Kurtubi menguraikan, sebelum muncul UU No.22 Tahun 2001, kuasa pertambangan diserahkan ke perusahaan negara, yakni Pertamina. Ketika itu produksi migas tinggi, Indonesia menjadi salah satu eksportir terbesar di dunia.

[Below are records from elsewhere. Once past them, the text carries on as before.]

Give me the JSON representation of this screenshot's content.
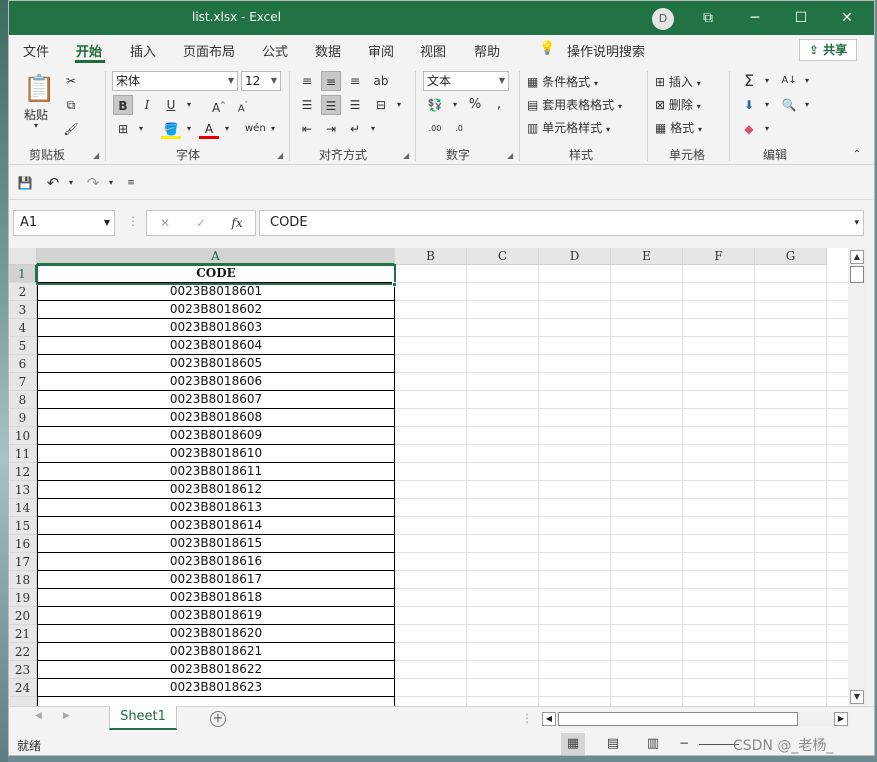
{
  "window": {
    "title": "list.xlsx  -  Excel",
    "user_initial": "D",
    "minimize": "─",
    "maximize": "☐",
    "close": "✕",
    "restore": "⧉"
  },
  "tabs": [
    "文件",
    "开始",
    "插入",
    "页面布局",
    "公式",
    "数据",
    "审阅",
    "视图",
    "帮助"
  ],
  "tell_me": "操作说明搜索",
  "share": "共享",
  "ribbon": {
    "clipboard": {
      "label": "剪贴板",
      "paste": "粘贴"
    },
    "font": {
      "label": "字体",
      "name": "宋体",
      "size": "12"
    },
    "alignment": {
      "label": "对齐方式"
    },
    "number": {
      "label": "数字",
      "format": "文本"
    },
    "styles": {
      "label": "样式",
      "conditional": "条件格式",
      "table": "套用表格格式",
      "cell_styles": "单元格样式"
    },
    "cells": {
      "label": "单元格",
      "insert": "插入",
      "delete": "删除",
      "format": "格式"
    },
    "editing": {
      "label": "编辑"
    }
  },
  "formula_bar": {
    "name_box": "A1",
    "formula": "CODE",
    "fx": "fx"
  },
  "columns": [
    "A",
    "B",
    "C",
    "D",
    "E",
    "F",
    "G"
  ],
  "rows": [
    "1",
    "2",
    "3",
    "4",
    "5",
    "6",
    "7",
    "8",
    "9",
    "10",
    "11",
    "12",
    "13",
    "14",
    "15",
    "16",
    "17",
    "18",
    "19",
    "20",
    "21",
    "22",
    "23",
    "24"
  ],
  "cells_a": [
    "CODE",
    "0023B8018601",
    "0023B8018602",
    "0023B8018603",
    "0023B8018604",
    "0023B8018605",
    "0023B8018606",
    "0023B8018607",
    "0023B8018608",
    "0023B8018609",
    "0023B8018610",
    "0023B8018611",
    "0023B8018612",
    "0023B8018613",
    "0023B8018614",
    "0023B8018615",
    "0023B8018616",
    "0023B8018617",
    "0023B8018618",
    "0023B8018619",
    "0023B8018620",
    "0023B8018621",
    "0023B8018622",
    "0023B8018623"
  ],
  "sheet_tab": "Sheet1",
  "status": {
    "ready": "就绪",
    "watermark": "CSDN @_老杨_"
  },
  "colors": {
    "excel_green": "#217346",
    "accent_text": "#1e6b3c"
  }
}
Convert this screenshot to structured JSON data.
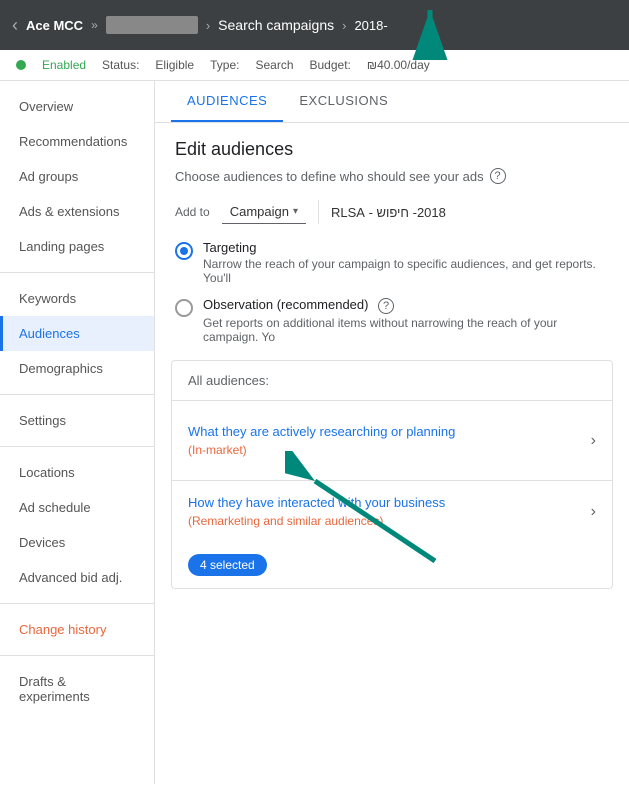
{
  "topbar": {
    "back_arrow": "‹",
    "ace": "Ace MCC",
    "double_arrow": "»",
    "separator": ">",
    "campaign_label": "Search campaigns",
    "year_label": "2018-"
  },
  "status": {
    "enabled": "Enabled",
    "status_label": "Status:",
    "status_value": "Eligible",
    "type_label": "Type:",
    "type_value": "Search",
    "budget_label": "Budget:",
    "budget_value": "₪40.00/day"
  },
  "tabs": {
    "audiences": "AUDIENCES",
    "exclusions": "EXCLUSIONS"
  },
  "content": {
    "title": "Edit audiences",
    "subtitle": "Choose audiences to define who should see your ads",
    "add_to_label": "Add to",
    "campaign_dropdown": "Campaign",
    "campaign_name": "2018- חיפוש - RLSA",
    "targeting_label": "Targeting",
    "targeting_desc": "Narrow the reach of your campaign to specific audiences, and get reports. You'll",
    "observation_label": "Observation (recommended)",
    "observation_desc": "Get reports on additional items without narrowing the reach of your campaign. Yo",
    "audiences_section_header": "All audiences:",
    "audience1_title": "What they are actively researching or planning",
    "audience1_subtitle": "(In-market)",
    "audience2_title": "How they have interacted with your business",
    "audience2_subtitle": "(Remarketing and similar audiences)",
    "selected_badge": "4 selected"
  },
  "sidebar": {
    "items": [
      {
        "label": "Overview",
        "active": false
      },
      {
        "label": "Recommendations",
        "active": false
      },
      {
        "label": "Ad groups",
        "active": false
      },
      {
        "label": "Ads & extensions",
        "active": false
      },
      {
        "label": "Landing pages",
        "active": false
      },
      {
        "label": "Keywords",
        "active": false
      },
      {
        "label": "Audiences",
        "active": true
      },
      {
        "label": "Demographics",
        "active": false
      },
      {
        "label": "Settings",
        "active": false
      },
      {
        "label": "Locations",
        "active": false
      },
      {
        "label": "Ad schedule",
        "active": false
      },
      {
        "label": "Devices",
        "active": false
      },
      {
        "label": "Advanced bid adj.",
        "active": false
      },
      {
        "label": "Change history",
        "active": false
      },
      {
        "label": "Drafts & experiments",
        "active": false
      }
    ]
  }
}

“Ketika itu, APBN sebesar 80 persen disumbangkan dari migas, pertumbuhan ekonomi tumbuh 7 persen tahun 1975, lalu naik menjadi 8,9 persen di tahun 1980. Ketika itu pertumbuhan ekonomi tinggi saat produksi migas tinggi. Sekarang, produksi minyak terus menerus turun,” tuturnya. (Rif)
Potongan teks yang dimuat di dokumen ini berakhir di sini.